How do you see the future of the pro-democracy movement in the country?
I don’t claim to have all the answers. I am talking to as many people as I can, but I have also wanted to give space to emerging leaders, those leaders so brave that, in our absence, they took the lead and suffered exile, release from prison. I am optimistic, but I think there are still many things to do. It seems to me that the part where you have to spend more time is uniting an opposition platform.
What do you think are the next steps in the struggle to achieve that cohesion that you mention? Can the opposition do politics from exile, exiled from the country and under a police state?
I suffered exile in the 80s and learned to know the enormous value that diasporas have in building democracy. In periods of crisis, unfortunately, a significant number of people leave the country who have a lot to contribute and who generally do so because they are forced to whatHow do the leaders that have been exiled and arbitrarily stripped of our nationality coordinate with the leaders that still exist within Nicaraguan territory, but do so practically anonymously? I think that is yet to be defined, but I do believe that it will be possible.

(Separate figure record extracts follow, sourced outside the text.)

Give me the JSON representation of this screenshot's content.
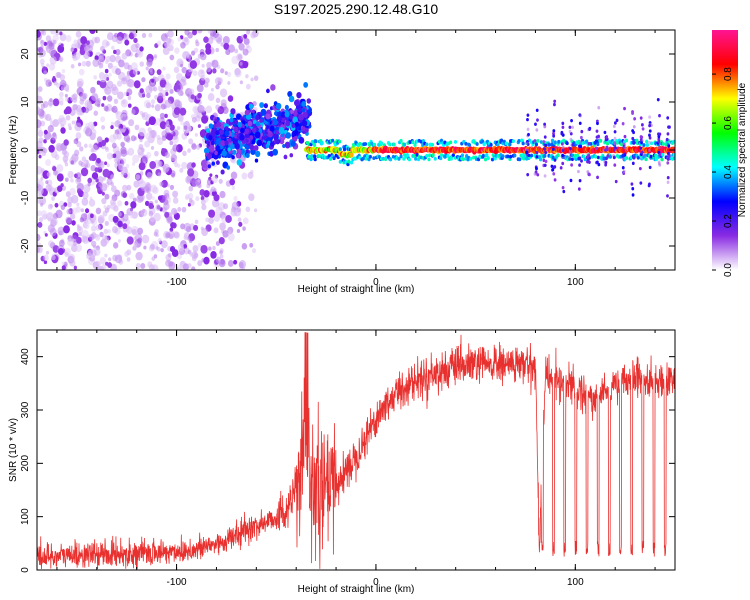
{
  "title": "S197.2025.290.12.48.G10",
  "colors": {
    "line": "#e8302e",
    "background": "#ffffff",
    "axis": "#000000",
    "colormap": [
      "#ffffff",
      "#8a2be2",
      "#0000ff",
      "#00ffff",
      "#00ff00",
      "#ffff00",
      "#ff0000",
      "#ff1493"
    ]
  },
  "chart_data": [
    {
      "type": "heatmap",
      "title": "",
      "xlabel": "Height of straight line (km)",
      "ylabel": "Frequency (Hz)",
      "xlim": [
        -170,
        150
      ],
      "ylim": [
        -25,
        25
      ],
      "xticks": [
        -100,
        0,
        100
      ],
      "xtick_labels": [
        "-100",
        "0",
        "100"
      ],
      "yticks": [
        -20,
        -10,
        0,
        10,
        20
      ],
      "ytick_labels": [
        "-20",
        "-10",
        "0",
        "10",
        "20"
      ],
      "grid": false,
      "colorbar": {
        "label": "Normalized spectral amplitude",
        "range": [
          0,
          0.98
        ],
        "ticks": [
          0.0,
          0.2,
          0.4,
          0.6,
          0.8
        ],
        "tick_labels": [
          "0.0",
          "0.2",
          "0.4",
          "0.6",
          "0.8"
        ]
      },
      "features": [
        {
          "region": "noise",
          "x_range": [
            -170,
            -85
          ],
          "freq_range": [
            -25,
            25
          ],
          "amplitude": 0.1
        },
        {
          "region": "fluctuating signal",
          "x_range": [
            -85,
            -35
          ],
          "freq_range": [
            -2,
            8
          ],
          "amplitude": 0.25
        },
        {
          "region": "stable carrier",
          "x_range": [
            -35,
            150
          ],
          "freq": 0,
          "amplitude": 0.9
        }
      ]
    },
    {
      "type": "line",
      "title": "",
      "xlabel": "Height of straight line (km)",
      "ylabel": "SNR (10 * v/v)",
      "xlim": [
        -170,
        150
      ],
      "ylim": [
        0,
        450
      ],
      "xticks": [
        -100,
        0,
        100
      ],
      "xtick_labels": [
        "-100",
        "0",
        "100"
      ],
      "yticks": [
        0,
        100,
        200,
        300,
        400
      ],
      "ytick_labels": [
        "0",
        "100",
        "200",
        "300",
        "400"
      ],
      "grid": false,
      "series": [
        {
          "x": [
            -170,
            -150,
            -130,
            -110,
            -90,
            -75,
            -65,
            -55,
            -45,
            -40,
            -35,
            -30,
            -25,
            -20,
            -15,
            -10,
            -5,
            0,
            5,
            10,
            15,
            20,
            30,
            40,
            50,
            60,
            70,
            80,
            82,
            85,
            90,
            100,
            110,
            120,
            130,
            140,
            150
          ],
          "y": [
            25,
            28,
            30,
            32,
            38,
            55,
            75,
            90,
            110,
            150,
            230,
            140,
            145,
            160,
            185,
            215,
            250,
            285,
            310,
            330,
            345,
            355,
            370,
            380,
            385,
            385,
            385,
            383,
            40,
            370,
            360,
            340,
            320,
            350,
            360,
            350,
            360
          ]
        }
      ]
    }
  ]
}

Fifth anniversary of the April Rebellion
How do you see the future of the dictatorship? Can a dynasty be planted in Nicaragua?

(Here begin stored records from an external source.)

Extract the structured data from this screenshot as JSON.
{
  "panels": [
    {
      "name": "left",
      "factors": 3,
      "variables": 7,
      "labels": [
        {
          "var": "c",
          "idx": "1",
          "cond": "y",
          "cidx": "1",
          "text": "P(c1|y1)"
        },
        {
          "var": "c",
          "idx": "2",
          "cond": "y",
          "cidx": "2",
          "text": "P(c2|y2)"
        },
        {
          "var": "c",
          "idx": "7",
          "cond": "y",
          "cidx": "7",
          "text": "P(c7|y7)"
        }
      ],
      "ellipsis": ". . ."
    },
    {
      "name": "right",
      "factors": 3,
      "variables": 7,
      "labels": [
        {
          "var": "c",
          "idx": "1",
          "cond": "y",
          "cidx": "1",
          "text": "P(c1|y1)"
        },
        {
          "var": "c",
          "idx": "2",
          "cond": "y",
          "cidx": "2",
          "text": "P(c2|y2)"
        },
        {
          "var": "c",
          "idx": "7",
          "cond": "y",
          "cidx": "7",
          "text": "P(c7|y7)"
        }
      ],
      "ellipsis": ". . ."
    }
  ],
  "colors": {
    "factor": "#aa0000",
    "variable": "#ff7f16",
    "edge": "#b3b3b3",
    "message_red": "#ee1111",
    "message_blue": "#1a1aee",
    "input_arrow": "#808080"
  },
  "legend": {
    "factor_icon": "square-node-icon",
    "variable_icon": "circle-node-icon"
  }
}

The future of the dictatorship is inevitably linked to its collapse, because it has absolutely no plan that is beneficial to Nicaraguans, not even its followers. SIts same structural problems are also going to be a problem for its own internal implosion.
The problem is how we generate an alternative (as opposed to) a dictatorship that is going to collapse at some point. There is the possibility that this dictatorship survives and can mutate into a kind of Cuban regime, a Korean regime.
In a month and a half the fifth anniversary of the April rebellion is celebrated. whatWhere are the young university students who ignited the call for the national protest?
They continue to fight from their new trenches. A few years have passed, many have gone through difficult times, been imprisoned, lost their close friends to the murders, and have also been forced into exile.
It seems impressive to me that these leaders have great resilience, obviously no longer as university students, because we all know how the university leadership within Nicaragua has been dismantled with the atrocious persecution within the universities, but I have great hopes, because the young people they took the lead and are the hope of the country. They are not the future, they are the present.
What is needed to unify a strategy in the fight to get out of the dictatorship of Daniel Ortega and Rosario Murillo?
We have to transcend beyond the ideological and partisan borders that have divided Nicaraguans for many years. and particularly the leaders. I recognize that there are thousands and thousands of Sandinistas who do not identify with Ortega. We have to transcend those walls and understand that this is a fight for democracy against dictatorship. This is not a matter of Sandinismo and anti-Sandinismo, and at the moment when this approach is truly cohesive, that all of us who believe in human rights and who believe in democracy must be unified, all of us who do not join that platform of democracy and that they are endorsing the dictatorship, they really have to be on the dark side. The side of light is the side of human dignity, which is the side with which we are going to defeat the dictatorship.